Food allergy – the 21st Century Disease

 

 

 

 

 

  

How often do you find yourself talking to someone at a party who claims to have a food allergy? Pretty often these days, if my experience is anything to go by. But, until recently, if you talked to a medical ‘expert’ they would ‘pooh-pooh’ the suggestion, maintaining that it was all fashion and that in reality, less than 1% of the population were allergic to food. But that could all change.

Two recent reports (one from The Royal College of Physicians and the other from Edinburgh University – and you could not get a much more eminent than that) suggest that  at least one third of the total UK population will develop  an allergy at some point in their lives.  Admittedly, not all of those allergies are food allergies but it is known that potentially fatal peanut allergy now affects one in 70 children, while ‘multi system allergies’ (hay fever, asthma, eczema and food allergies) are increasing dramatically. But as both reports also points out the NHS is, at the moment, totally unable to cope with this mushrooming in allergic disease. As it stands there are only 6 allergy clinics in the whole of the UK (most of them in the south east) and only 1 allergy consultant for each 2,000,000 of the population – against 1 consultant for each 100,000 of the population for cardiology or gastroenterology.

If this were not all bad enough there is a further complication. Although there are a growing number of people who suffer from food allergies such as peanut, there are a far larger number of people who suffer from what is known as a food intolerance or food sensitivity – and they are not the same thing.

You have a food (or any other kind of) allergy when contact with a particular food or substance sets off a reaction within your immune system. (Your immune system mistakes the food for something dangerous and pulls out all the stops to destroy it.) This is relatively easy for a doctor to deal with in as much as there is a specific test you can take which will show whether or not you are allergic and although there is, as yet, no ‘cure’ at least you then know that you have to avoid that food or substance.

But many people who are quite sure that they are reacting badly to one or more foods do not show up positive on any of those allergy tests. For them the situation is rather different.

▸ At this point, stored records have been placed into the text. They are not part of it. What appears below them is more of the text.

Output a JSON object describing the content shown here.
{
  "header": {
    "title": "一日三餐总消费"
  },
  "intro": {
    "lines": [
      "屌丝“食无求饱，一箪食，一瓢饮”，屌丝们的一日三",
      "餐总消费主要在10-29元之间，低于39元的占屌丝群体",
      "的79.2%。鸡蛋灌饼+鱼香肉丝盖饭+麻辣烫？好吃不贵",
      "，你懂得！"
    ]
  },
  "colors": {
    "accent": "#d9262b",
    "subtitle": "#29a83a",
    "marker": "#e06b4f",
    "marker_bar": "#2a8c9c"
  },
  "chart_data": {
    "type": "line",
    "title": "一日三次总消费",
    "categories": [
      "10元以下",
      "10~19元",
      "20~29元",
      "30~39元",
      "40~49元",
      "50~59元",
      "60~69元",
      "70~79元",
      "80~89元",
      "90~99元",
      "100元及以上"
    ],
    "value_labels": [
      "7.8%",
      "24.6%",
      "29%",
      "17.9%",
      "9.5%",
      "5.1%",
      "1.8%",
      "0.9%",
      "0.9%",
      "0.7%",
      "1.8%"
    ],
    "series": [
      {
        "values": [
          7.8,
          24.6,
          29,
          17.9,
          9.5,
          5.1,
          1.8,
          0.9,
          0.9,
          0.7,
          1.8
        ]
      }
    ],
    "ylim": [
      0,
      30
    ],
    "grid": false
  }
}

Food ‘intolerance’ very rarely happens out of the blue. For the vast majority of sufferers it is a ‘symptom’ of some other health problem. For example, most people will have heard for lactose intolerance, especially among babies. Lactose is the sugar to be found in all milk, including breast milk. We all normally produce an enzyme in our guts which enables them to digest the lactose sugar in the milk. However, if either a baby or an adult has a stomach upset, the resulting diarrhoea will wash all the lactase enzyme out of the gut. So when they drink milk, the undigested lactose sugar will ferment and cause nausea, cramps, wind and other symptoms. Given time the lactase will restablish itself and all will be well. So, in this case, it is not that the person is intolerant to milk, but that their guts have been temporarily deprived of the enzyme they need to digest it.

Alternatively, if someone has had a number of stomach upsets or has had a viral infection, the lining of their digestive tract may have got damaged and become slightly porous. (This is known as a leaky gut!) This means that partially digested particles of foods may get through the porous gut wall and into the blood stream. Since our bodies are certainly not designed to have chunks of partially digested food proteins circulating in our blood, these can set up all kinds of reactions (aching joints, headaches, skin irritations, even psychiatric problems such as depression or hyperactivity) elsewhere in the system. But once again, the food intolerance is a symptom of a damaged digestive system, not a condition in itself.

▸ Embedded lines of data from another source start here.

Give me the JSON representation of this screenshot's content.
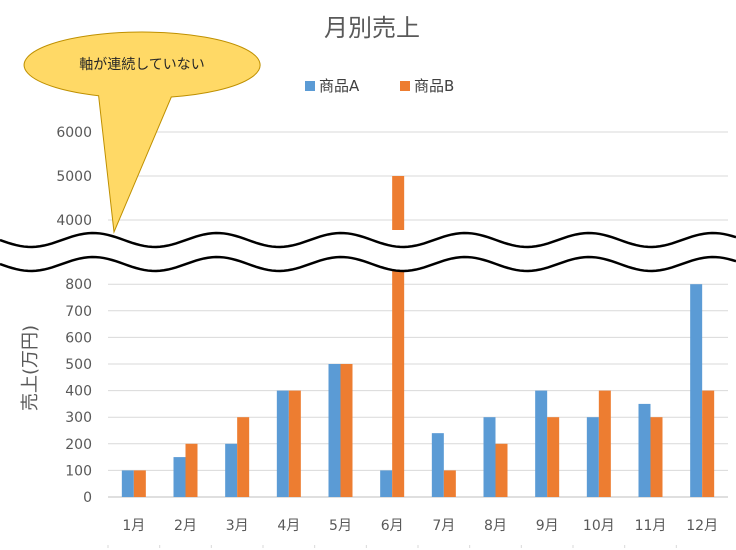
{
  "chart_data": {
    "type": "bar",
    "title": "月別売上",
    "xlabel": "",
    "ylabel": "売上(万円)",
    "categories": [
      "1月",
      "2月",
      "3月",
      "4月",
      "5月",
      "6月",
      "7月",
      "8月",
      "9月",
      "10月",
      "11月",
      "12月"
    ],
    "series": [
      {
        "name": "商品A",
        "color": "#5B9BD5",
        "values": [
          100,
          150,
          200,
          400,
          500,
          100,
          240,
          300,
          400,
          300,
          350,
          800
        ]
      },
      {
        "name": "商品B",
        "color": "#ED7D31",
        "values": [
          100,
          200,
          300,
          400,
          500,
          5000,
          100,
          200,
          300,
          400,
          300,
          400
        ]
      }
    ],
    "axis_break": true,
    "lower_ylim": [
      0,
      850
    ],
    "upper_ylim": [
      3750,
      6200
    ],
    "lower_ticks": [
      0,
      100,
      200,
      300,
      400,
      500,
      600,
      700,
      800
    ],
    "upper_ticks": [
      4000,
      5000,
      6000
    ],
    "grid": true,
    "legend_position": "top"
  },
  "callout": {
    "text": "軸が連続していない",
    "color": "#FFD966"
  }
}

The difficult thing about these intolerances is that they are very difficult to track down – there is no guaranteed test to identify them and they can sometimes take many hours or even days to show up. The only real way to pin them down is by eliminating the food that you  suspect from your diet for, say, two weeks – seeing if you feel better  - and then re-introducing it and seeing if you feel worse again.

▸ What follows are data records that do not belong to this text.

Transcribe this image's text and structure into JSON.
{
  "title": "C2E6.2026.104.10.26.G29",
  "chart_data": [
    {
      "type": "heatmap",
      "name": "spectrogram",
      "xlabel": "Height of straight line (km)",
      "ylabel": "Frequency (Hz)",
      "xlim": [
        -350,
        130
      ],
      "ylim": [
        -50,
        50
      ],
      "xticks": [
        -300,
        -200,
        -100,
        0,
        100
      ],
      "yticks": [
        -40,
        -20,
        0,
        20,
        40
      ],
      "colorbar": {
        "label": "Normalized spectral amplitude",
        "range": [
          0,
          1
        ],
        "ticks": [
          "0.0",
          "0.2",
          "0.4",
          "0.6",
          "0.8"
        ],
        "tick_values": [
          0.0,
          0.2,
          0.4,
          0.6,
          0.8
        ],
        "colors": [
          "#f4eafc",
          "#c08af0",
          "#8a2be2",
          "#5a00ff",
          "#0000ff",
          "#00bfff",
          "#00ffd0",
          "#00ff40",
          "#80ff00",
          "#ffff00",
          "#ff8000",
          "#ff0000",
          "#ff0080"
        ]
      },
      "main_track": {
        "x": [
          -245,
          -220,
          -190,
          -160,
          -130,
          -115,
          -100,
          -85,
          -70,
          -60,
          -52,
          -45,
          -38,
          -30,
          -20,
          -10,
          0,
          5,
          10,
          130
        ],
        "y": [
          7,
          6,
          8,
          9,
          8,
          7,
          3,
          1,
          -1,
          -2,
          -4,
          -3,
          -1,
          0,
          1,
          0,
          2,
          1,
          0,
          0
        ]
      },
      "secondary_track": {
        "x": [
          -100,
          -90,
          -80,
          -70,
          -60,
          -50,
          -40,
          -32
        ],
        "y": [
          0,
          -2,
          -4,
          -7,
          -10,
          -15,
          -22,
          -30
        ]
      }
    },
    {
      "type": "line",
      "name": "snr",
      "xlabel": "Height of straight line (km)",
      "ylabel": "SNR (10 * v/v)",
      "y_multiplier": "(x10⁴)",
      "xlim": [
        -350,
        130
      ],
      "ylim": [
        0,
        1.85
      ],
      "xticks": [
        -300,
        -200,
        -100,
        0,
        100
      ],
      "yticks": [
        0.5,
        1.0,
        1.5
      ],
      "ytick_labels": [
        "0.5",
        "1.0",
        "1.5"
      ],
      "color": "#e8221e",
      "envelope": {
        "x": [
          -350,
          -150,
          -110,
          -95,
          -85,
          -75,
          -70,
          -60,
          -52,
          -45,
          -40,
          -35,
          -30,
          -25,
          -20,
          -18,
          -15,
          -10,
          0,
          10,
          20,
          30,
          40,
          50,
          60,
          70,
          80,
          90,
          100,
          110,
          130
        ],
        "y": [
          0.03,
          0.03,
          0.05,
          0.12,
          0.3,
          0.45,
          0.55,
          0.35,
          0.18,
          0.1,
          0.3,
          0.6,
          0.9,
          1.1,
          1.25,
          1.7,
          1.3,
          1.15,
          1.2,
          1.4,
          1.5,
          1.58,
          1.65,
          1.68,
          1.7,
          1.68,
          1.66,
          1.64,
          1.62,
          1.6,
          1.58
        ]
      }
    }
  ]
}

          However the cheering thing is that you are much more likely to recover from a food intolerance than you are from an allergy. Very often, taking good stock of your life style, improving your diet, cutting down on the cigarettes and the alcohol, taking more exercise and reducing your stress levels – all those boring old mantras – will improve your overall health to the point at which your digestion will be able to cope quite comfortably with foods which, a couple months earlier, might have sent you rushing to the loo, or coming our in hives.